After moving our youngest into her dorm in London, we left for the train to Brussels. This was my first high speed train experience and chunnel experience to boot! The train station was crowded and claustrophobic but the train ride was pretty cool (other than a guy on his cell phone using the speaker function with a bad connection). The train dumped us off about a mile from our lodging & rather than trying to figure out the bus or subway, we decided to walk with all our luggage. That was a bit much & my first impressions of the city was that is was pretty dirty and run down. What we didn’t know was that we were not in the best part of town but soon arrived at the super narrow building that we would be staying in. The inn owner was not around but left us a code to get in and an envelope with all the info we needed. After a tough hike up 5 floors of narrow stairs, we could finally dump the bags and figure out where we were. I was tired of walking & in need of a beer. I opened the roof window to cool down & realized we had a view of where I wanted to be.
Right as we got down to the square in the above picture, we saw police and people gathering near one of the narrow streets. Not more than 20 seconds later, a parade came marching down the street with some young people leading the way and giant “dolls” trailing them.
It was short but sweet & I still don’t know what it was all about but as soon as they had cleared that street we headed down towards the cafes & bars of the Grand-Place area. The street bars were crowded with not to many open seats to be found. My wife really wanted to sit outside & enjoy people watching. We lucked out & found some seats at the Delirium cafe. For any non-beer drinkers, Delirium is one of the most popular and award winning beers in the world so I was very happy to find these seats!

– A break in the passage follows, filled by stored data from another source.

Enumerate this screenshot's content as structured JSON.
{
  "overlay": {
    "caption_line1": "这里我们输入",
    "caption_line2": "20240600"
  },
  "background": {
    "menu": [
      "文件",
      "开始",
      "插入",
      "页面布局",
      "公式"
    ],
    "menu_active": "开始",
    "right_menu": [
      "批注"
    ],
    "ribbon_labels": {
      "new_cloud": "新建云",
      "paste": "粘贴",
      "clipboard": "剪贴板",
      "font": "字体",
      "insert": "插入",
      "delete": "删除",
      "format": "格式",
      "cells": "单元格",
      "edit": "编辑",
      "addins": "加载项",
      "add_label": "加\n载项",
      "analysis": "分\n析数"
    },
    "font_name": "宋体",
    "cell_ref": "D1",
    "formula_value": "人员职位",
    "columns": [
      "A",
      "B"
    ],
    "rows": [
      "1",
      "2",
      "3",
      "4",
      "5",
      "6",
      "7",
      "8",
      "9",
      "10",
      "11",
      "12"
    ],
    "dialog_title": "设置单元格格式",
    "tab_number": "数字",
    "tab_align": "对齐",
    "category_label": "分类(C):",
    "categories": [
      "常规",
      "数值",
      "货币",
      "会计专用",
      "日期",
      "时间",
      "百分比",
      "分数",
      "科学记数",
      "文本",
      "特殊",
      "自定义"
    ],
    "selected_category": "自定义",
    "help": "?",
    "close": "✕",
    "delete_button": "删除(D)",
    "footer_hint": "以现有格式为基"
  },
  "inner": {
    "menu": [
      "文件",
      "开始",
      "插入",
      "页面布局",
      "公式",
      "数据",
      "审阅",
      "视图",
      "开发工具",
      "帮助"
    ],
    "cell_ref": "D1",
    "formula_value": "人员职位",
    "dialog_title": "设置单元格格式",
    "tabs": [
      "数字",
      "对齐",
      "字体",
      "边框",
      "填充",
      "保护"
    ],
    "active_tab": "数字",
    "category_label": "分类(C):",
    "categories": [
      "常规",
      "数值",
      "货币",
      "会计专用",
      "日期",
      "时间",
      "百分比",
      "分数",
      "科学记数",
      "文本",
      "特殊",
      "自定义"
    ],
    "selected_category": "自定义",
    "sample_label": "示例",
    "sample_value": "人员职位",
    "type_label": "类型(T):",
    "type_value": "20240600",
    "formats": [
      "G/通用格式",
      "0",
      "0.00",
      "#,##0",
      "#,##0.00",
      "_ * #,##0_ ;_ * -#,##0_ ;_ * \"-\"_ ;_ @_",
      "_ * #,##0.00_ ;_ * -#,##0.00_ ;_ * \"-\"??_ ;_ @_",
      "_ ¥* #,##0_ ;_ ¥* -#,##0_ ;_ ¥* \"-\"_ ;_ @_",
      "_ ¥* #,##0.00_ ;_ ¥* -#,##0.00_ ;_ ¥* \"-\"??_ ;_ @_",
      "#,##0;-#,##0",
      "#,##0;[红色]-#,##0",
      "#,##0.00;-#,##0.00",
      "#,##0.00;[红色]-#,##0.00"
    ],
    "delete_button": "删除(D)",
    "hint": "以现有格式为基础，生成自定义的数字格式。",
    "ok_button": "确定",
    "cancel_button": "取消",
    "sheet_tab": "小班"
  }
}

After a few beers to recharge our batteries we walked around the crowded square. I took a few pictures but it was very crowded & had garbage everywhere from all the crowds from the parade & a Friday fair. The buildings were so beautiful we decided to just get up early and go for a photo journey the next day. My wife loves mussels so we went to the restaurant recommended by our host and called it a night pretty early. The next day was much more relaxing to enjoy some of the architecture.
After our walk, we had a lovely Belgian breakfast at our lodging with just the host. She served an amazing bread made of the dough used for Belgian waffles, fruit, an egg, assorted cheeses & preserves. My wife & daughter booked the trip so that we only stayed in Brussels that one day before heading to Bruges for a few days. We then had one other full day on the backside. I’m going to do the Bruges experience in a different post so will continue with the pictures from when we returned here. We had only done the Grand-Place area on that first stay so went up the hill for some amazing views and more architectural beauty. Clouds hung over the city & over our hearts as my wife had got the call from her brother that her dad had died. We knew it was coming but it didn’t make it easier and made for a very somber walk around the city.
If you are a bricklayer, you could make a damn good living in Belgium!
A famous cartoonist has his own section of the Royal Park we walked through. This was my favorite of the 20 some statues in the park.
You can see more of them here:
We finished our walking tour at the Cathedral of St. Michael & St. Gudula. It is one of many amazing cathedrals in Belgium. Construction started in the 11th century and wasn’t completed until the 16th century.
All these cathedrals share a few things in common, amazing stained glass & giant pipe organs!
We left the next day to return to London for a quick check on the daughter before heading home. She finishes her study abroad at the end of December. Even though she didn’t get to do this part of the trip with us, she booked almost everything for us and did a great job. I will definitely be spending more time in this part of Europe once the wife retires. Hope you enjoyed the images & encourage everyone to make this journey.